I’m really excited about Fort Worth’s growing art community. There’s so much excitement and buzz that I’m really motivated by. I have a group of local artist friends that I get together with. We hang out and pick each other’s brains. It’s important that we have each other’s backs and grow together. On a larger scale, I’m blown away by Ashley Longshore, a pop artist from New Orleans. She’s brilliant.

Any signs that the kids may follow in your footsteps?
Yes and no. My youngest is my unofficial helper. I can’t tell you how many tubes of paint he’s ruined. But I try to allow creative freedom. My oldest loves to draw. I want them to know that it’s OK to make messes because sometimes that’s where the magic is. There’s no right or wrong in art.

Where do you like to go to view art around Fort Worth?
The Modern. Fort Works Art. The Kimbell, of course.
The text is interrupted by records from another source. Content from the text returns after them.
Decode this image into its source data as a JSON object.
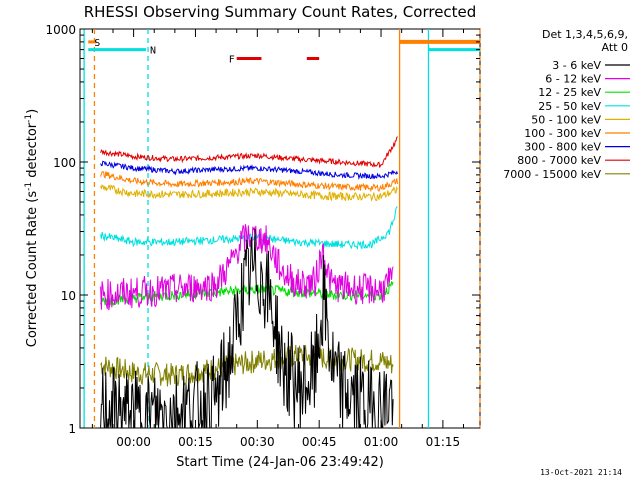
{
  "chart_data": {
    "type": "line",
    "title": "RHESSI Observing Summary Count Rates, Corrected",
    "xlabel": "Start Time (24-Jan-06 23:49:42)",
    "ylabel_main": "Corrected Count Rate (s",
    "ylabel_sup1": "-1",
    "ylabel_mid": " detector",
    "ylabel_sup2": "-1",
    "ylabel_end": ")",
    "yscale": "log",
    "ylim": [
      1,
      1000
    ],
    "xlim_minutes": [
      -13,
      84
    ],
    "x_ticks": [
      {
        "label": "00:00",
        "t": 0
      },
      {
        "label": "00:15",
        "t": 15
      },
      {
        "label": "00:30",
        "t": 30
      },
      {
        "label": "00:45",
        "t": 45
      },
      {
        "label": "01:00",
        "t": 60
      },
      {
        "label": "01:15",
        "t": 75
      }
    ],
    "y_ticks": [
      {
        "label": "1",
        "v": 1
      },
      {
        "label": "10",
        "v": 10
      },
      {
        "label": "100",
        "v": 100
      },
      {
        "label": "1000",
        "v": 1000
      }
    ],
    "legend": {
      "header1": "Det 1,3,4,5,6,9,",
      "header2": "Att 0",
      "placement": "right"
    },
    "series": [
      {
        "name": "3 - 6 keV",
        "color": "#000000",
        "x": [
          -8,
          0,
          10,
          20,
          24,
          26,
          28,
          30,
          32,
          34,
          36,
          40,
          44,
          45,
          46,
          47,
          48,
          50,
          56,
          60,
          63
        ],
        "y": [
          1.4,
          1.2,
          1.3,
          1.6,
          4,
          9,
          14,
          15,
          12,
          7,
          3,
          2,
          2.5,
          5,
          9,
          6,
          3,
          2,
          1.5,
          1.4,
          1.8
        ]
      },
      {
        "name": "6 - 12 keV",
        "color": "#e000e0",
        "x": [
          -8,
          2,
          10,
          20,
          24,
          26,
          28,
          30,
          32,
          34,
          36,
          40,
          44,
          45,
          46,
          47,
          48,
          50,
          56,
          60,
          63
        ],
        "y": [
          10,
          10.5,
          11,
          12,
          18,
          25,
          28,
          27,
          26,
          20,
          15,
          12,
          12.5,
          17,
          22,
          15,
          12,
          11.5,
          11,
          11,
          13
        ]
      },
      {
        "name": "12 - 25 keV",
        "color": "#00e000",
        "x": [
          -8,
          0,
          10,
          20,
          30,
          40,
          50,
          60,
          63
        ],
        "y": [
          9,
          9.5,
          10,
          10.5,
          11,
          10.5,
          10,
          10,
          12
        ]
      },
      {
        "name": "25 - 50 keV",
        "color": "#00e0e0",
        "x": [
          -8,
          0,
          10,
          20,
          30,
          40,
          50,
          58,
          62,
          64
        ],
        "y": [
          28,
          25,
          25,
          26,
          27,
          25,
          24,
          24,
          30,
          45
        ]
      },
      {
        "name": "50 - 100 keV",
        "color": "#e0b000",
        "x": [
          -8,
          0,
          10,
          20,
          30,
          40,
          50,
          60,
          64
        ],
        "y": [
          65,
          58,
          57,
          58,
          60,
          57,
          55,
          55,
          62
        ]
      },
      {
        "name": "100 - 300 keV",
        "color": "#ff7f00",
        "x": [
          -8,
          0,
          10,
          20,
          30,
          40,
          50,
          60,
          64
        ],
        "y": [
          82,
          72,
          68,
          70,
          72,
          68,
          65,
          64,
          72
        ]
      },
      {
        "name": "300 - 800 keV",
        "color": "#0000e0",
        "x": [
          -8,
          0,
          10,
          20,
          30,
          40,
          50,
          60,
          64
        ],
        "y": [
          98,
          90,
          85,
          88,
          90,
          85,
          80,
          78,
          85
        ]
      },
      {
        "name": "800 - 7000 keV",
        "color": "#e00000",
        "x": [
          -8,
          0,
          10,
          20,
          30,
          40,
          50,
          60,
          64
        ],
        "y": [
          120,
          110,
          105,
          108,
          112,
          105,
          100,
          95,
          150
        ]
      },
      {
        "name": "7000 - 15000 keV",
        "color": "#808000",
        "x": [
          -8,
          0,
          10,
          20,
          30,
          40,
          50,
          60,
          63
        ],
        "y": [
          3,
          2.6,
          2.5,
          2.8,
          3.2,
          3.5,
          3.3,
          3.2,
          3
        ]
      }
    ],
    "flags": [
      {
        "label": "S",
        "color": "#ff7f00",
        "x": [
          -11,
          -9
        ],
        "v": 800
      },
      {
        "label": "N",
        "color": "#00e0e0",
        "x": [
          -11,
          3
        ],
        "v": 700
      },
      {
        "label": "F",
        "color": "#e00000",
        "x": [
          25,
          31
        ],
        "v": 600
      },
      {
        "label": "",
        "color": "#e00000",
        "x": [
          42,
          45
        ],
        "v": 600
      }
    ],
    "vertical_lines": [
      {
        "t": -12,
        "color": "#00e0e0",
        "style": "solid"
      },
      {
        "t": -9.5,
        "color": "#ff7f00",
        "style": "dashed"
      },
      {
        "t": 3.5,
        "color": "#00e0e0",
        "style": "dashed"
      },
      {
        "t": 64.5,
        "color": "#ff7f00",
        "style": "solid"
      },
      {
        "t": 71.5,
        "color": "#00e0e0",
        "style": "solid"
      },
      {
        "t": 84,
        "color": "#ff7f00",
        "style": "dashed"
      }
    ],
    "orange_top_band": {
      "x": [
        64.5,
        84
      ],
      "v": 800,
      "color": "#ff7f00"
    },
    "cyan_top_band": {
      "x": [
        71.5,
        84
      ],
      "v": 700,
      "color": "#00e0e0"
    }
  },
  "footer": {
    "date": "13-Oct-2021 21:14"
  }
}
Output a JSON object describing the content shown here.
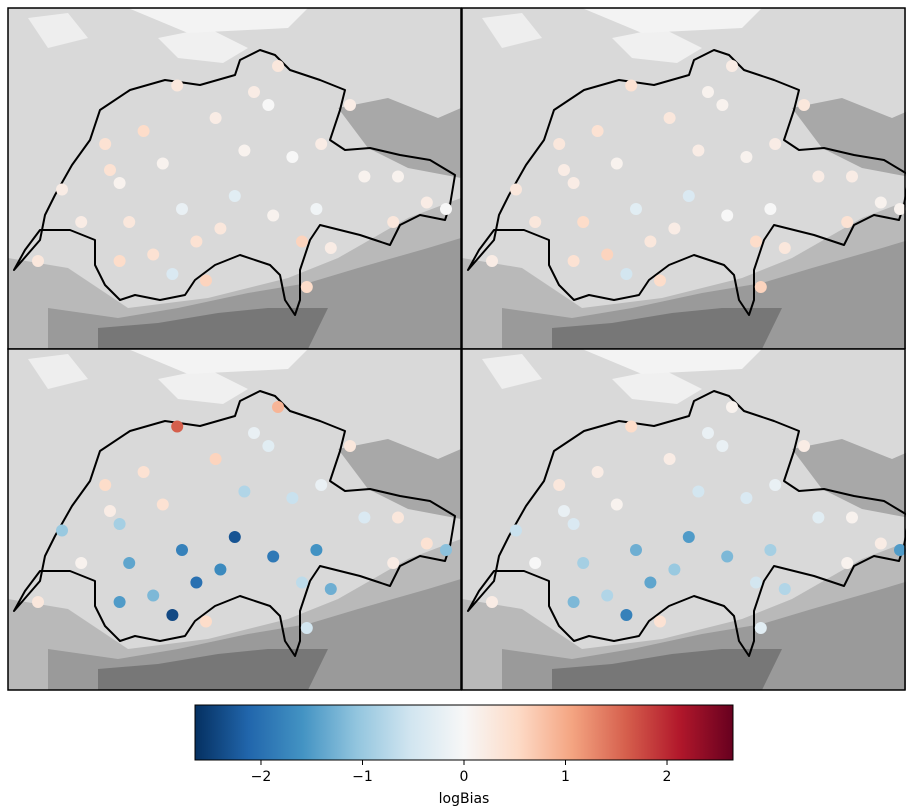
{
  "chart_data": {
    "type": "map-scatter",
    "stations": {
      "lon": [
        6.15,
        6.6,
        6.9,
        7.0,
        7.45,
        7.6,
        7.35,
        7.65,
        7.9,
        8.0,
        8.3,
        8.55,
        8.65,
        8.95,
        9.05,
        9.4,
        9.55,
        9.85,
        10.2,
        8.8,
        8.2,
        6.85,
        7.1,
        8.6,
        9.1,
        8.9,
        7.8,
        6.4,
        7.25,
        9.9,
        8.4,
        7.55,
        8.05,
        9.2,
        10.4,
        7.0
      ],
      "lat": [
        46.2,
        46.5,
        46.9,
        46.2,
        46.95,
        47.55,
        46.25,
        46.6,
        46.05,
        47.3,
        47.05,
        47.4,
        47.7,
        46.0,
        46.6,
        47.4,
        46.85,
        46.5,
        46.65,
        47.0,
        46.7,
        47.1,
        46.5,
        46.55,
        47.1,
        46.35,
        46.35,
        46.75,
        47.2,
        46.85,
        47.5,
        46.1,
        46.45,
        46.3,
        46.6,
        46.8
      ]
    },
    "panels": [
      {
        "values": [
          0.3,
          0.2,
          0.4,
          0.5,
          0.1,
          0.3,
          0.4,
          -0.2,
          0.6,
          0.2,
          0.1,
          0.0,
          0.3,
          0.5,
          -0.1,
          0.2,
          0.1,
          0.3,
          0.2,
          0.0,
          -0.3,
          0.4,
          0.3,
          0.1,
          0.2,
          0.6,
          0.4,
          0.2,
          0.5,
          0.1,
          0.2,
          -0.4,
          0.3,
          0.2,
          0.0,
          0.1
        ]
      },
      {
        "values": [
          0.2,
          0.3,
          0.2,
          0.4,
          0.1,
          0.4,
          0.6,
          -0.3,
          0.5,
          0.3,
          0.2,
          0.1,
          0.2,
          0.6,
          0.0,
          0.3,
          0.2,
          0.4,
          0.1,
          0.1,
          -0.4,
          0.3,
          0.5,
          0.0,
          0.2,
          0.5,
          0.3,
          0.3,
          0.4,
          0.2,
          0.1,
          -0.5,
          0.2,
          0.3,
          0.1,
          0.2
        ]
      },
      {
        "values": [
          0.3,
          0.1,
          0.2,
          -1.5,
          0.4,
          1.6,
          -1.2,
          -1.8,
          0.5,
          0.6,
          -0.8,
          -0.3,
          0.9,
          -0.5,
          -1.6,
          0.3,
          -0.4,
          0.2,
          0.4,
          -0.6,
          -2.3,
          0.5,
          -1.4,
          -1.9,
          -0.2,
          -0.7,
          -2.0,
          -1.0,
          0.4,
          0.3,
          -0.2,
          -2.4,
          -1.7,
          -1.3,
          -1.1,
          -0.9
        ]
      },
      {
        "values": [
          0.2,
          0.0,
          -0.2,
          -1.2,
          0.1,
          0.5,
          -0.8,
          -1.3,
          0.4,
          0.2,
          -0.5,
          -0.2,
          0.1,
          -0.3,
          -0.9,
          0.2,
          -0.3,
          0.1,
          0.2,
          -0.4,
          -1.5,
          0.3,
          -0.9,
          -1.2,
          -0.2,
          -0.5,
          -1.4,
          -0.6,
          0.2,
          0.1,
          -0.2,
          -1.8,
          -1.0,
          -0.8,
          -1.5,
          -0.4
        ]
      }
    ],
    "colorbar": {
      "label": "logBias",
      "clim": [
        -2.65,
        2.65
      ],
      "ticks": [
        {
          "value": -2,
          "label": "−2"
        },
        {
          "value": -1,
          "label": "−1"
        },
        0,
        1,
        2
      ],
      "colors": [
        "#053061",
        "#2166ac",
        "#4393c3",
        "#92c5de",
        "#d1e5f0",
        "#f7f7f7",
        "#fddbc7",
        "#f4a582",
        "#d6604d",
        "#b2182b",
        "#67001f"
      ]
    }
  }
}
I would love to go and do more art and museums, but I’m so hyper-focused on working and creating that I don’t make as much time for that as I should.

How do you balance your work with caring for three kids?
My studio is in my house, so I work from home. As a working mom, I’ve been able to be flexible around the kids but continue to grow a successful business at the same time. That’s been amazing.

And you’re recently divorced?
Yes, it’s still pretty fresh. My faith has definitely grown through all of this. God hasn’t set me up for failure. I feel so motivated, like nothing can get in my way at this point.

Do you have a solid support system?
It takes a village. My family lives in Fort Worth and my ex-husband’s family lives in Fort Worth. I have a lot of friends. I couldn’t do what I do without the support of my friends and family. Moms today want to do it by themselves. They have mom guilt if they don’t do everything. I’ve learned I can’t go to every single meeting or game— and it’s OK. It’s important for the kids to see me be motivated and happy that I’m working.

How are the kids coping with the divorce?
We have grown closer through the process and are handling it as a team. We’ve got support from our church, family and friends. We are grateful to all of our community.

How are you coping?
I have such a strong mom support group. It’s like a tribe. I know I can count on them. It’s all new. You just do it.

What’s it like having a 5-year-old and a 14-year-old?
Tanner is all boy. He keeps me young and old at the same time. It’s exhausting. The 14-year-old needs things emotionally; the 5-year-old needs things physically. It’s challenging because I’m needed on both spectrums.

If you had to pick a few words to describe yourself, what would they be?
Easygoing, laid-back, fun, creative, messy. I love to laugh and have a good time. I’m friendly, open-minded and spiritual. My faith has grown immensely since the divorce. I never knew I needed God until I really needed Him.

Besides art, how do you decompress?
I like to work out a little bit, but I really love hanging out with my girlfriends—just talking, drinking margaritas together and laughing till our stomachs hurt.